Qualcomm (QCOM): Double Trouble, Time For CEO To Go

August 11, 2007 by Douglas A. McIntyre

It was hard to imagine that things could get worse for Qualcomm (QCOM) but they have. The company announced strong earnings this month and guided higher, but all of the other news around the firm was bad.

The White House refused an appeal of the International Trade Commission’s decision to bar imports of handsets with Qualcomm’s technology because the chips inside violated some of Broadcom’s (BRCM) patents. Verizon (VZ) took a license directly from Broadcom so that it could get phones into the US.

Nokia (NOK), Qualcomm’s largest customer, moved some of its chip sourcing to ST Microelectronics.
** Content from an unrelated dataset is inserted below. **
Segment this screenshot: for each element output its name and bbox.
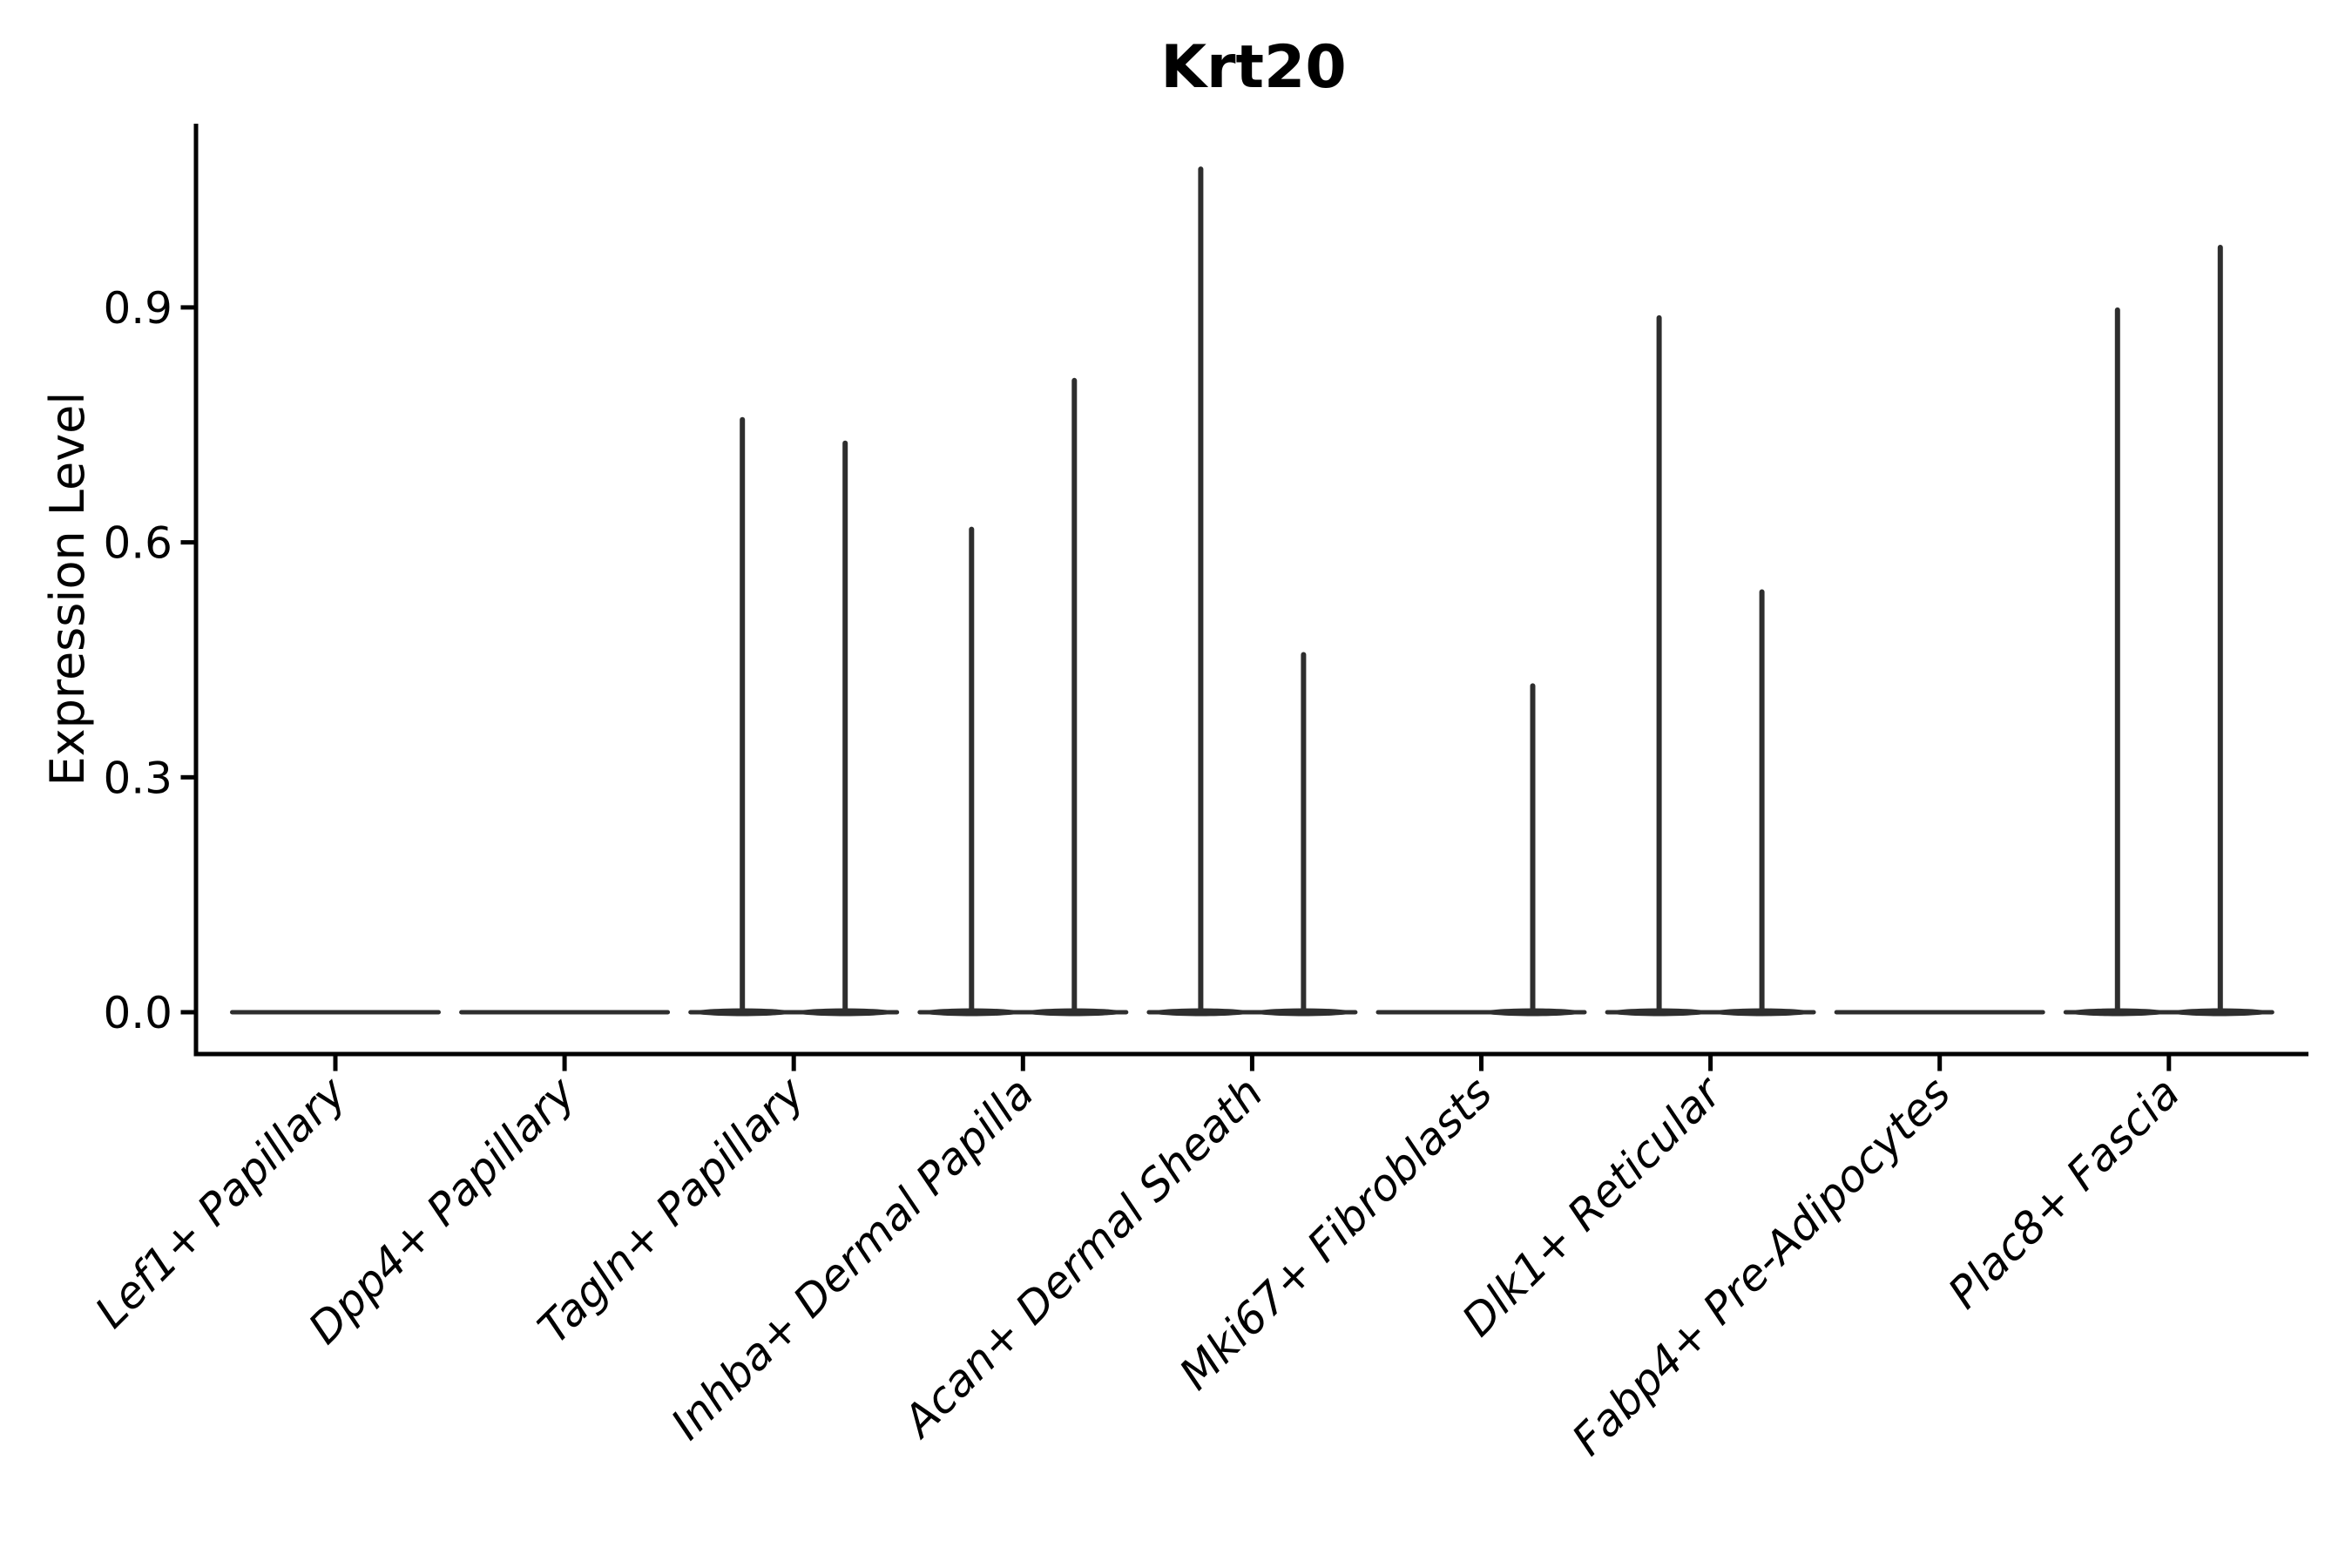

Nokia has been fighting with Qualcomm over license fees.

Yesterday, a federal judge doubled the damages due Broadcom on three patents that Qualcomm violated. That would put the amount at about $40 million.

Qualcomm’s greed and its unwillingness to listen to either the courts or its customers has now cost the companies investors enough. Qualcomm’s share are down over 15% in the three months, and, if  legal and customer decisions keep running against the company, that will get worse.

The company needs new management and a fresh start. It is time for CEO Paul Jacobs, the son of the founder, to go.